Ciascuna zona, ad eccezion fatta per la sopracitata “Scuttle Town”, cela al proprio interno un male atavico da cui il Pirate Master trae nutrimento e solo tagliando alla radice la sua fonte di sostentamento sarà possibile affrontarlo e uscirne vincitori. In buona sostanza si tratterà di eliminare i cinque boss che presiedono ogni livello e sarà possibile sconfiggerli solo ricorrendo ad uno specifico strumento. Strumenti che, come nel più classico dei Metroidvania (a cui Shantae è facilmente riconducibile) saranno reperibili all’interno del medesimo dungeon in cui si affronterà il cattivo di turno. Ciascun accessorio, inoltre, risulterà indispensabile per poter completare l’esplorazione delle diverse isole che spesso celano aree altrimenti irraggiungibili: il cappello da pirata, ad esempio, dona a Shantae la capacità di planare, oppure la pistola le permette di colpire e distruggere ostacoli altrimenti fuori dalla portata della sua chioma. Ma il più importante tra gli strumenti che la genietta otterrà nel corso delle sue avventure è indubbiamente la lampada magica, un oggetto indispensabile per il prosieguo del gioco che le consentirà, tra le altre cose, di “imbottigliare” le 20 nubi di magia nera sparse per l’intera Sequin Land. La loro utilità, però, rimarrà avvolta nel mistero fino alla conclusione del gioco…
Tornando a parlare dei dungeon, non sarà possibile accedere a ciascuno di essi fin da subito ma sarà necessario portare a compimento diverse missioni secondarie che richiederanno, tra le altre cose, di scovare oggetti sparsi in giro per il mondo. Purtroppo, però, non ci si potrà teletrasportare liberamente da un’isola all’altra ma sarà necessario tornare di volta in volta al porticciolo in cui è attraccata la nave (cioè all’inizio del livello) e da lì spostarsi verso la terra desiderata. Nonostante la presenza di (costosi) strumenti che consentono di tornare direttamente sulla nave, il backtracking può risultare un problema tenendo conto che, spesso e volentieri, basta una disattenzione per finire all’altro mondo costringendo il giocatore a ricominciare dall’ultimo punto in cui ha salvato la partita. Manca, infatti, qualsiasi forma di salvataggio automatico e l’unico modo per mettere al sicuro i propri dati è affidarsi a un vecchio girovago che sarà possibile incontrare in determinate aree all’intero di ciascuna isola.
UN TUFFO NEL PASSATO
“Shantae and the Pirate’s Curse” è letteralmente una gioia per gli occhi, con sprite coloratissimi e tanta varietà nelle ambientazioni di gioco. Ogni isola, infatti, vanta nemici e un design unico, per non parlare del comparto sonoro, con tracce divertenti ed estremamente godibili.
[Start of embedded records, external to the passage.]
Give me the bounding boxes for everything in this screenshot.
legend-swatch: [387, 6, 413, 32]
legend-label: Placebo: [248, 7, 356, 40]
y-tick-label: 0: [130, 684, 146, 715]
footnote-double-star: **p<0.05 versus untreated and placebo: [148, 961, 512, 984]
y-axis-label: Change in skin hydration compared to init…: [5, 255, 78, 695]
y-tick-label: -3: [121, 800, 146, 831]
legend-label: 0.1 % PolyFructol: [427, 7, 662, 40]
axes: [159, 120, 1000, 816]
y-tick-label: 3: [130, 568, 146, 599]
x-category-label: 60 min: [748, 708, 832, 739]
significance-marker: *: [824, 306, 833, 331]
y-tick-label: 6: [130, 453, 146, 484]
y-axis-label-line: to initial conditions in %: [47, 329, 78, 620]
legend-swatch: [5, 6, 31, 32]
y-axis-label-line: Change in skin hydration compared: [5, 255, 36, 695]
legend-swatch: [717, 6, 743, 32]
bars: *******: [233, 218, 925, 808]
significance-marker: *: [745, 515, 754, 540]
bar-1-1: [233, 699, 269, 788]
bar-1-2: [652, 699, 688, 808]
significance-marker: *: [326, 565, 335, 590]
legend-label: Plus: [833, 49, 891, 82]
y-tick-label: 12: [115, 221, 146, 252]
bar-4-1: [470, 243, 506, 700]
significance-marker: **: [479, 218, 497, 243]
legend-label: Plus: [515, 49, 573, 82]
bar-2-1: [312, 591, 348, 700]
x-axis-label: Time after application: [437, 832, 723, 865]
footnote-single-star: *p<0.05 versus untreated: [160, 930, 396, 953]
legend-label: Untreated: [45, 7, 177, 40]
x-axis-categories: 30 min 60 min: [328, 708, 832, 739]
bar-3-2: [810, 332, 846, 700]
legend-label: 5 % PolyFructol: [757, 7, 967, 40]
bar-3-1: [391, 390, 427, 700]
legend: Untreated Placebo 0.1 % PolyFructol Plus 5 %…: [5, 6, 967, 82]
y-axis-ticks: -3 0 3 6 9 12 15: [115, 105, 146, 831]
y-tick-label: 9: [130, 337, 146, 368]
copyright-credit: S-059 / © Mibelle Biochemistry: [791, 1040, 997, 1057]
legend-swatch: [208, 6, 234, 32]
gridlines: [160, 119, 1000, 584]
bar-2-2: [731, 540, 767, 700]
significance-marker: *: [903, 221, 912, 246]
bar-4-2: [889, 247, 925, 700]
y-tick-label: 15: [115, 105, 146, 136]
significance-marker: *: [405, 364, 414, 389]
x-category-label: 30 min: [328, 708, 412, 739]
Ma il miglior pregio di questo capitolo sono senza alcun dubbio le animazioni: tanto Shantae, quanto qualsiasi altro personaggio compare sullo schermo vanta delle movenze incredibili, che si sposano alla perfezione con la grafica “pixellosa” che ormai sembra contraddistinguere le produzioni di WayForward.
CONCLUSIONI
“Shantae and the Pirate’s Curse” è il degno capitolo conclusivo di una trilogia che, fin dalle origini su Gameboy Color, è riuscita a fare breccia nel cuore di numerosi giocatori: piacevole e divertentissimo, con una curva di difficoltà che offre il giusto tasso di sfida senza cadere mai nella frustrazione.
Un piccolo capolavoro che, ad un anno dalla distribuzione su Nintendo 3DS e WiiU, ha raggiunto lo store dell’ammiraglia di casa Microsoft senza per questo perdere nemmeno un briciolo del fascino che questo titolo trasuda da ogni pixel.